As I write this, we are coming up on week three of the new year, which means that I am still writing the wrong date and am breaking the last of my resolutions. I am also entering that time of year commonly known in the HR world as the Seventh Circle of Hell. Everyone else knows it as Performance Review Season.
To recap, Performance Review Season, or PRS (which is very close alphabetically to PMS) is when your manager takes that fictional account known as your self-evaluation and reconciles it with their own spotty recollection of your accomplishments for the year, and gives you a grade. Unless you work for a dentist or some other sadist, they enjoy this exercise about as much as you do.
So let me give you some advice on handling this most wonderful time of the year:
If you are a managers, own the review. You are writing it and you know you are going to deliver it, so stand behind it. Don’t try to pass it off as coming from your boss: “I wanted to give you a higher score but my boss said no.” Don’t try to blame the company’s culture or unwritten policies: “I would have given you a higher score, but the company discourages giving them out.” Don’t blame HR: “The form that HR gave us doesn’t really speak to all the things you are good at, otherwise you would have scored better.” By not owning the review, you are saying that you are nothing more than a tool, and that the person who is really in charge is above you.
If you are the recipient of the review, own it.

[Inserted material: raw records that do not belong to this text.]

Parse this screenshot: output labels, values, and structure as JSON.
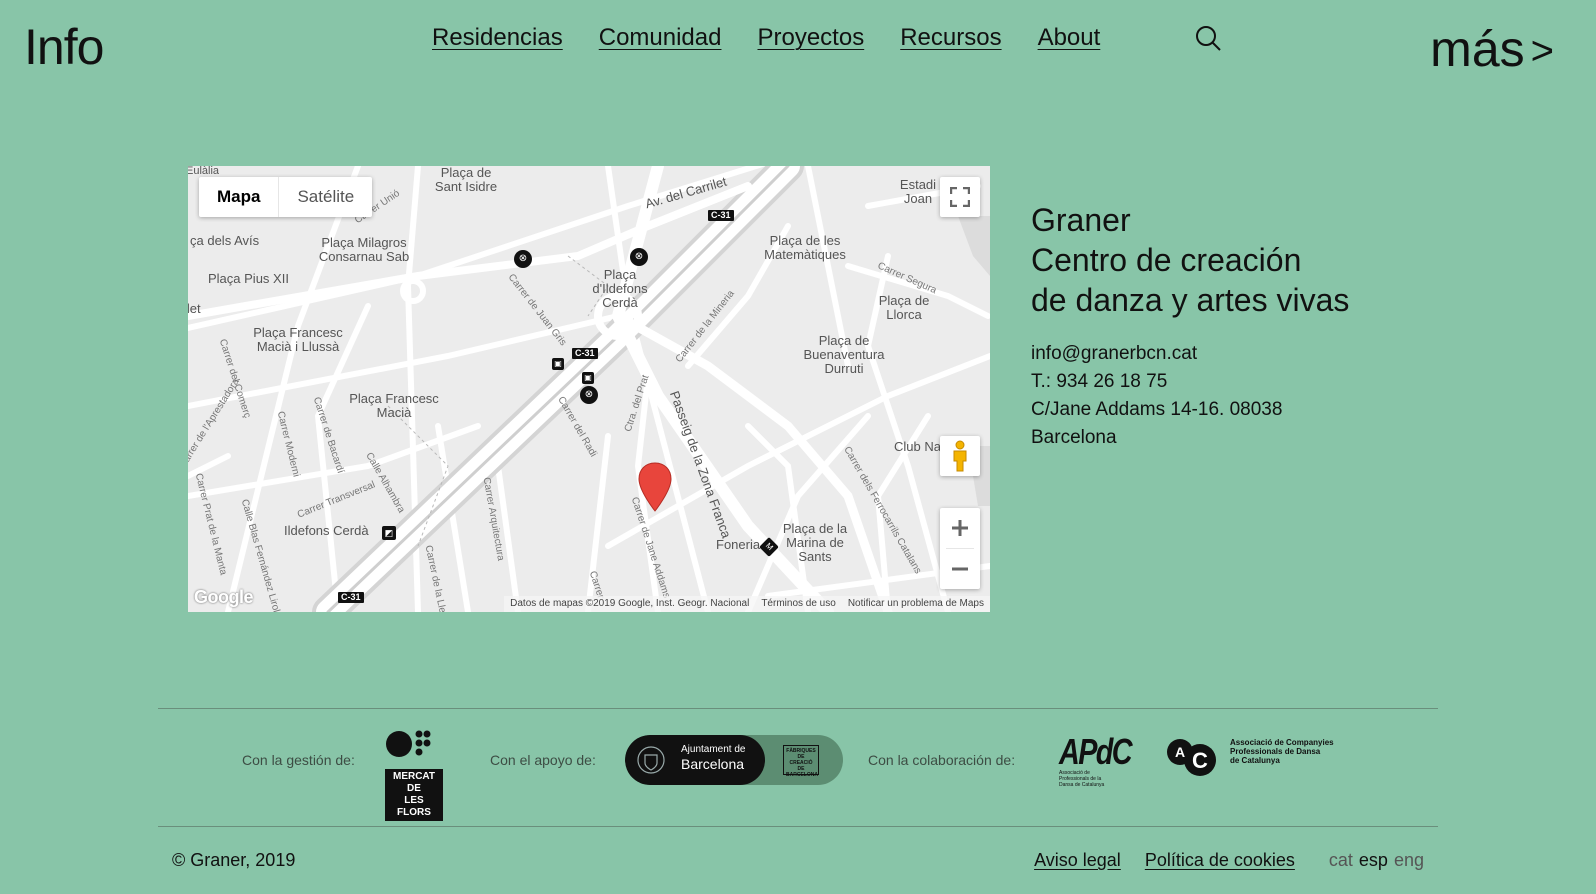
{
  "header": {
    "logo": "Info",
    "nav": [
      "Residencias",
      "Comunidad",
      "Proyectos",
      "Recursos",
      "About"
    ],
    "more_label": "más",
    "more_arrow": ">"
  },
  "map": {
    "type_controls": {
      "map": "Mapa",
      "satellite": "Satélite"
    },
    "places": [
      "Plaça de Sant Isidre",
      "Av. del Carrilet",
      "Estadi Joan",
      "ça dels Avís",
      "Plaça Milagros Consarnau Sab",
      "Plaça Pius XII",
      "Plaça d'Ildefons Cerdà",
      "Plaça de les Matemàtiques",
      "Plaça de Llorca",
      "Plaça Francesc Macià i Llussà",
      "Plaça de Buenaventura Durruti",
      "Plaça Francesc Macià",
      "Club Na",
      "Ildefons Cerdà",
      "Foneria",
      "Plaça de la Marina de Sants",
      "Eulàlia",
      "llet"
    ],
    "streets": [
      "Carrer Unió",
      "Carrer de Juan Gris",
      "Carrer de la Mineria",
      "Passeig de la Zona Franca",
      "Carrer de Jane Addams",
      "Carrer del Radi",
      "Ctra. del Prat",
      "Carrer del Comerç",
      "Carrer de l'Aprestadora",
      "Carrer Moderni",
      "Carrer de Bacardí",
      "Calle Alhambra",
      "Carrer Transversal",
      "Carrer Arquitectura",
      "Carrer Prat de la Manta",
      "Calle Blas Fernández Lirola",
      "Carrer de la Lle",
      "Carrer Segura",
      "Carrer dels Ferrocarrils Catalans",
      "Carrer"
    ],
    "highway": "C-31",
    "attribution": {
      "data": "Datos de mapas ©2019 Google, Inst. Geogr. Nacional",
      "terms": "Términos de uso",
      "report": "Notificar un problema de Maps"
    },
    "google": "Google"
  },
  "contact": {
    "title_lines": [
      "Graner",
      "Centro de creación",
      "de danza y artes vivas"
    ],
    "email": "info@granerbcn.cat",
    "phone": "T.: 934 26 18 75",
    "address": "C/Jane Addams 14-16. 08038",
    "city": "Barcelona"
  },
  "partners": {
    "managed_label": "Con la gestión de:",
    "support_label": "Con el apoyo de:",
    "collab_label": "Con la colaboración de:",
    "mdf_lines": [
      "MERCAT DE",
      "LES FLORS"
    ],
    "ajb_lines": [
      "Ajuntament de",
      "Barcelona"
    ],
    "fabriques_lines": [
      "FÀBRIQUES",
      "DE CREACIÓ",
      "DE BARCELONA"
    ],
    "apdc": "APdC",
    "apdc_sub": "Associació de Professionals de la Dansa de Catalunya",
    "adc_lines": [
      "Associació de Companyies",
      "Professionals de Dansa",
      "de Catalunya"
    ]
  },
  "footer": {
    "copyright": "© Graner, 2019",
    "legal": "Aviso legal",
    "cookies": "Política de cookies",
    "langs": [
      "cat",
      "esp",
      "eng"
    ],
    "current_lang": "esp"
  },
  "colors": {
    "background": "#88c5a8",
    "marker": "#e8453c",
    "map_base": "#ececec"
  }
}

Take ownership for what you need to improve upon, otherwise you will never go anywhere. Sure, you walk on water. Sure, the entire organization will collapse without you. Sure, you carry your boss on your shoulders. Sure, you are indispensable… The problem with this is you are the only one who sees it, and unless you are also the one who is making and approving your salary recommendation, and determining what future roles you may be considered for, your personal opinion of yourself doesn’t amount to a hill of beans. If there is a disconnect between what you and what your boss sees, you are going to be at a disadvantage. Let me be clear here – your review shouldn’t come as a surprise, but sometimes it does. I am not excusing your manager, but at the end of the day you are the one who is going to feel it. You are the one who was planning that trip to Aruba based off your expected bonus, only to find that instead you are going to spend a weekend in the next county at a La Quinta. In other words, the bad news is your review score is probably baked, and with it your increase and bonus. Fighting your score is, as Kurt Vonnegut might have said, about as productive as trying to stop a glacier. The good news is you have been given a roadmap or a plan or at least a glimpse into what your boss wants from you and what you need to focus on. Maybe the review is focused on how you logged 6 hours of sales calls a week while the expectation was a minimum of 25 hours. Might I suggest you start a call log at the beginning of each week and track your time on calls. Meet with your boss as often as you need to, and always have that sheet in front of you to show her your progress. Then follow up by asking what you are missing.
So, now we’ve established that everyone hates reviews. Maybe someday I will talk about why we do them, but not now – I have my performance review in a couple of minutes.